IT bellwether International Business Machines Corp. (IBM) is set to release its fourth-quarter of 2009 earnings on Jan. 19. We do not expect the earnings to be a major catalyst for the stock price movement, but our focus will be on its guidance for fiscal 2010, which could drive the stock price.

Historically, the company’s earnings have consistently surpassed the Zacks Consensus Estimate, and IBM has raised its guidance for almost every quarter in the last two years. During the third quarter, IBM raised its earnings outlook for fiscal 2009, the second time in the past year, and expects full-year earnings of at least $9.85 per share, up from the previous forecast of $9.70. The Zacks Consensus Estimate calls for earnings of $9.88 per share for fiscal 2009.

IBM is not expected to produce any earnings surprise in the coming quarters.
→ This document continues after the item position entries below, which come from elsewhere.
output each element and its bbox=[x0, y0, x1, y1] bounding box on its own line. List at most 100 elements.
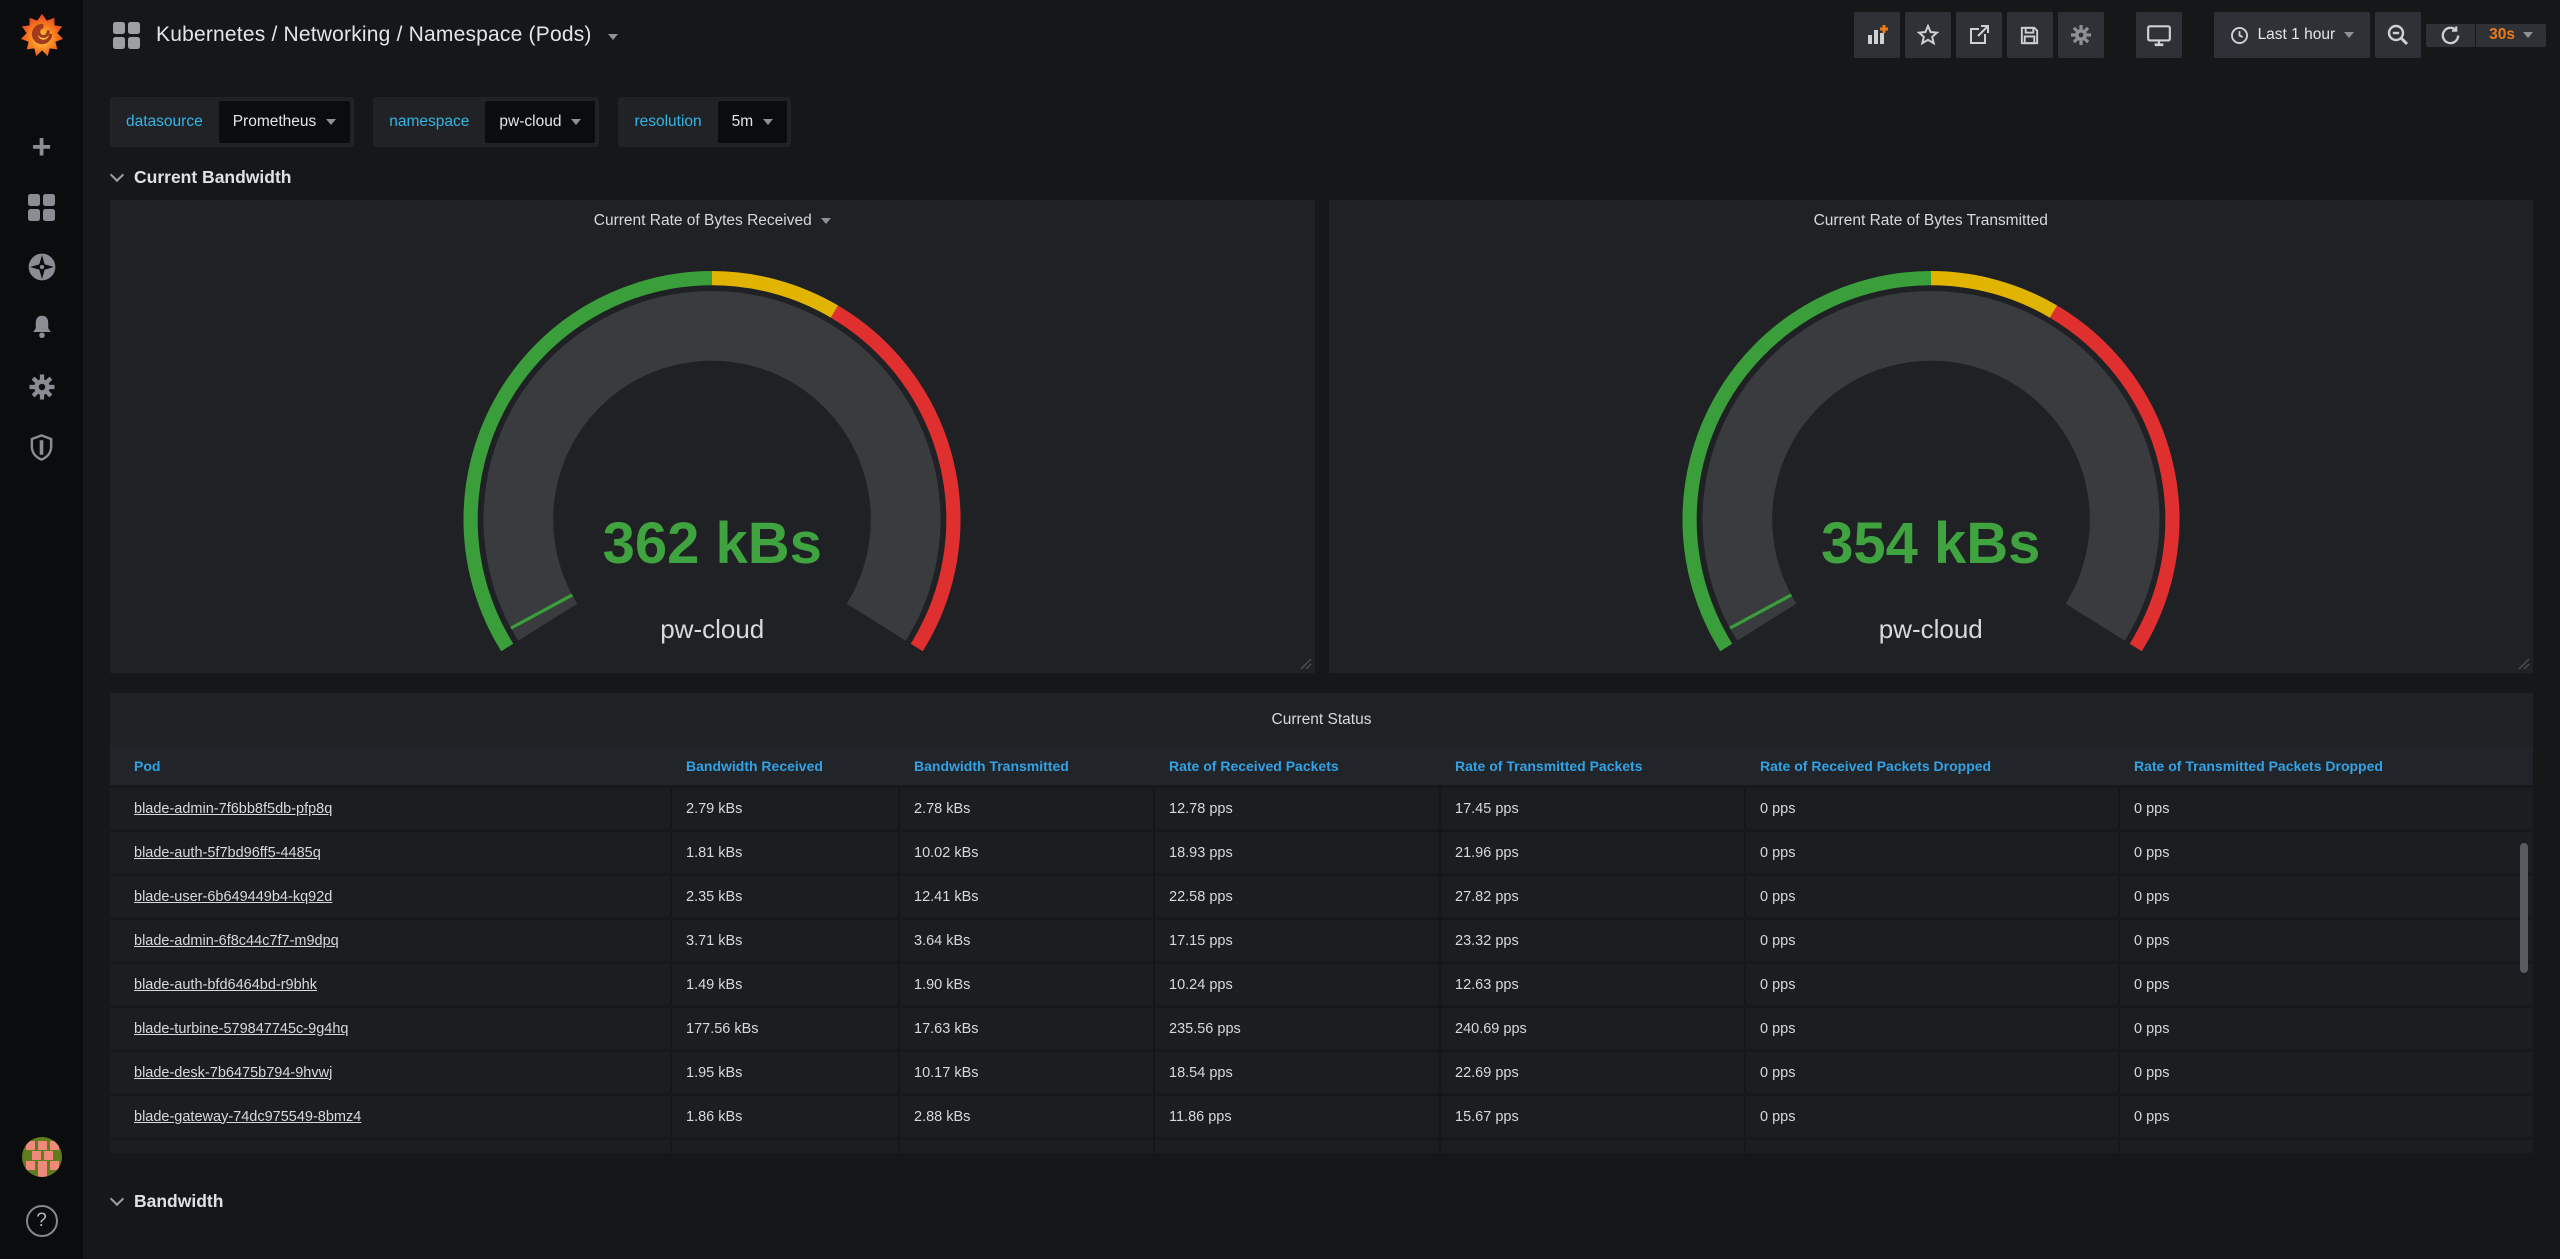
table-cell: 1.95 kBs bbox=[672, 1052, 900, 1093]
star-button[interactable] bbox=[1905, 12, 1951, 58]
table-cell: 0 pps bbox=[1746, 876, 2120, 917]
datasource-select[interactable]: Prometheus bbox=[219, 101, 351, 143]
table-cell: 2.78 kBs bbox=[900, 788, 1155, 829]
table-cell: 0 pps bbox=[2120, 964, 2533, 1005]
explore-compass-icon[interactable] bbox=[25, 250, 59, 284]
section-current-bandwidth[interactable]: Current Bandwidth bbox=[112, 167, 2533, 188]
table-cell: 2.88 kBs bbox=[900, 1096, 1155, 1137]
save-icon bbox=[2018, 24, 2041, 47]
column-header[interactable]: Rate of Transmitted Packets bbox=[1441, 758, 1746, 774]
table-row: blade-admin-7f6bb8f5db-pfp8q2.79 kBs2.78… bbox=[110, 785, 2533, 829]
table-cell: 68.66 pps bbox=[1441, 1140, 1746, 1153]
variable-label: namespace bbox=[373, 113, 485, 131]
table-cell: 0 pps bbox=[1746, 788, 2120, 829]
pod-link[interactable]: blade-turbine-579847745c-9g4hq bbox=[134, 1021, 348, 1037]
zoom-out-button[interactable] bbox=[2375, 12, 2421, 58]
pod-link[interactable]: blade-admin-6f8c44c7f7-m9dpq bbox=[134, 933, 339, 949]
table-cell: 1.81 kBs bbox=[672, 832, 900, 873]
share-button[interactable] bbox=[1956, 12, 2002, 58]
column-header[interactable]: Rate of Received Packets Dropped bbox=[1746, 758, 2120, 774]
variable-label: resolution bbox=[618, 113, 717, 131]
panel-resize-handle[interactable] bbox=[1300, 658, 1312, 670]
gauge-bytes-received: 362 kBs pw-cloud bbox=[110, 242, 1315, 673]
dashboard-settings-button[interactable] bbox=[2058, 12, 2104, 58]
column-header[interactable]: Rate of Received Packets bbox=[1155, 758, 1441, 774]
top-navbar: Kubernetes / Networking / Namespace (Pod… bbox=[83, 0, 2560, 70]
table-cell: 1.90 kBs bbox=[900, 964, 1155, 1005]
alerting-bell-icon[interactable] bbox=[25, 310, 59, 344]
tv-mode-button[interactable] bbox=[2136, 12, 2182, 58]
dashboard-title-button[interactable]: Kubernetes / Networking / Namespace (Pod… bbox=[113, 22, 618, 49]
table-cell: 0 pps bbox=[1746, 964, 2120, 1005]
zoom-out-icon bbox=[2386, 23, 2410, 47]
refresh-interval-picker[interactable]: 30s bbox=[2476, 24, 2546, 47]
resolution-select[interactable]: 5m bbox=[718, 101, 788, 143]
monitor-icon bbox=[2146, 22, 2172, 48]
pod-link[interactable]: blade-message-6dc46477cb-hks2n bbox=[134, 1153, 361, 1154]
column-header[interactable]: Bandwidth Transmitted bbox=[900, 758, 1155, 774]
table-cell: blade-turbine-579847745c-9g4hq bbox=[110, 1008, 672, 1049]
table-cell: blade-gateway-74dc975549-8bmz4 bbox=[110, 1096, 672, 1137]
column-header[interactable]: Rate of Transmitted Packets Dropped bbox=[2120, 758, 2533, 774]
table-cell: 10.24 pps bbox=[1155, 964, 1441, 1005]
refresh-button[interactable] bbox=[2426, 24, 2475, 47]
admin-shield-icon[interactable] bbox=[25, 430, 59, 464]
datasource-variable: datasource Prometheus bbox=[110, 97, 354, 147]
sidebar-bottom: ? bbox=[22, 1137, 62, 1259]
table-cell: 0 pps bbox=[1746, 1140, 2120, 1153]
pod-link[interactable]: blade-auth-bfd6464bd-r9bhk bbox=[134, 977, 317, 993]
sidebar: + bbox=[0, 0, 83, 1259]
table-cell: 1.86 kBs bbox=[672, 1096, 900, 1137]
table-scrollbar[interactable] bbox=[2520, 843, 2528, 973]
panel-resize-handle[interactable] bbox=[2518, 658, 2530, 670]
chevron-down-icon bbox=[821, 218, 831, 224]
panel-bytes-transmitted: Current Rate of Bytes Transmitted 354 kB… bbox=[1329, 200, 2534, 673]
panel-title-bytes-received[interactable]: Current Rate of Bytes Received bbox=[110, 200, 1315, 242]
panel-title-current-status[interactable]: Current Status bbox=[110, 693, 2533, 747]
star-icon bbox=[1916, 23, 1940, 47]
table-cell: 240.69 pps bbox=[1441, 1008, 1746, 1049]
dashboards-grid-icon[interactable] bbox=[25, 190, 59, 224]
table-cell: blade-desk-7b6475b794-9hvwj bbox=[110, 1052, 672, 1093]
table-cell: 3.64 kBs bbox=[900, 920, 1155, 961]
table-row: blade-user-6b649449b4-kq92d2.35 kBs12.41… bbox=[110, 873, 2533, 917]
table-cell: 0 pps bbox=[2120, 788, 2533, 829]
table-cell: 12.78 pps bbox=[1155, 788, 1441, 829]
chevron-down-icon bbox=[2523, 32, 2533, 38]
column-header[interactable]: Bandwidth Received bbox=[672, 758, 900, 774]
refresh-interval-label: 30s bbox=[2489, 26, 2515, 44]
gauge-series-label: pw-cloud bbox=[110, 614, 1315, 645]
help-icon[interactable]: ? bbox=[26, 1205, 58, 1237]
panel-title-bytes-transmitted[interactable]: Current Rate of Bytes Transmitted bbox=[1329, 200, 2534, 242]
pod-link[interactable]: blade-desk-7b6475b794-9hvwj bbox=[134, 1065, 332, 1081]
configuration-gear-icon[interactable] bbox=[25, 370, 59, 404]
create-plus-icon[interactable]: + bbox=[25, 130, 59, 164]
pod-link[interactable]: blade-user-6b649449b4-kq92d bbox=[134, 889, 332, 905]
namespace-variable: namespace pw-cloud bbox=[373, 97, 599, 147]
chevron-down-icon bbox=[571, 119, 581, 125]
time-range-picker[interactable]: Last 1 hour bbox=[2214, 12, 2371, 58]
page-title: Kubernetes / Networking / Namespace (Pod… bbox=[156, 23, 592, 47]
grafana-logo-icon[interactable] bbox=[19, 12, 65, 58]
save-button[interactable] bbox=[2007, 12, 2053, 58]
pod-link[interactable]: blade-gateway-74dc975549-8bmz4 bbox=[134, 1109, 361, 1125]
chevron-down-icon bbox=[2344, 32, 2354, 38]
dashboard-toolbar: Last 1 hour 30s bbox=[1854, 12, 2546, 58]
table-cell: 17.15 pps bbox=[1155, 920, 1441, 961]
table-cell: 10.02 kBs bbox=[900, 832, 1155, 873]
table-cell: 62.93 pps bbox=[1155, 1140, 1441, 1153]
user-avatar[interactable] bbox=[22, 1137, 62, 1177]
pod-link[interactable]: blade-admin-7f6bb8f5db-pfp8q bbox=[134, 801, 332, 817]
gear-icon bbox=[2069, 23, 2093, 47]
section-bandwidth[interactable]: Bandwidth bbox=[112, 1191, 2533, 1212]
gauge-value: 354 kBs bbox=[1329, 510, 2534, 577]
resolution-variable: resolution 5m bbox=[618, 97, 791, 147]
column-header[interactable]: Pod bbox=[110, 758, 672, 774]
time-range-label: Last 1 hour bbox=[2258, 26, 2336, 44]
table-row: blade-gateway-74dc975549-8bmz4 1.86 kBs2.… bbox=[110, 1093, 2533, 1137]
dashboard-grid-icon bbox=[113, 22, 140, 49]
table-cell: 12.63 pps bbox=[1441, 964, 1746, 1005]
namespace-select[interactable]: pw-cloud bbox=[485, 101, 595, 143]
add-panel-button[interactable] bbox=[1854, 12, 1900, 58]
pod-link[interactable]: blade-auth-5f7bd96ff5-4485q bbox=[134, 845, 321, 861]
For the upcoming quarter, the Zacks Consensus Estimate is $3.47 per share. Consequently, price movement is likely to be limited in the near-term.

IBM also expects to return to revenue growth in the fourth quarter. The company also expects 2009 pre-tax income for its software and services businesses to grow at double-digit rates, to around $8 billion.

While we believe that IBM is a fundamentally sound company with a strong market position, we anticipate some near-term hurdles. We believe that the overall demand environment could limit the stock’s relative appreciation in the near term. However, we also expect the company to benefit from the revival in IT spending.

We remain optimistic on the company’s long-term growth, and expect it to post stronger results in 2010 due to cost cutting and a shift to higher margin software and services business. Management stated that IBM is well on course to deliver an EPS of $10 to $11 in 2010. We expect further upside in IBM’s share price and advise stockholders to wait for a favorable exit point.

IBM faces competition from some of its top competitors, such as Hewlett-Packard Co. (HPQ), Cisco Systems Inc. (CSCO) and Dell Inc. (DELL).
 
While IBM stands to benefit from its strong liquidity position, operational efficiency, substantial free cash flow and earnings momentum, low growth in some of its segments and rising pressure in its Services business could impede IBM’s growth overall. We maintain our Neutral recommendation on IBM with a $134 price target. Currently, the stock maintains its Zacks #3 Rank, which translates to a short-term Neutral rating.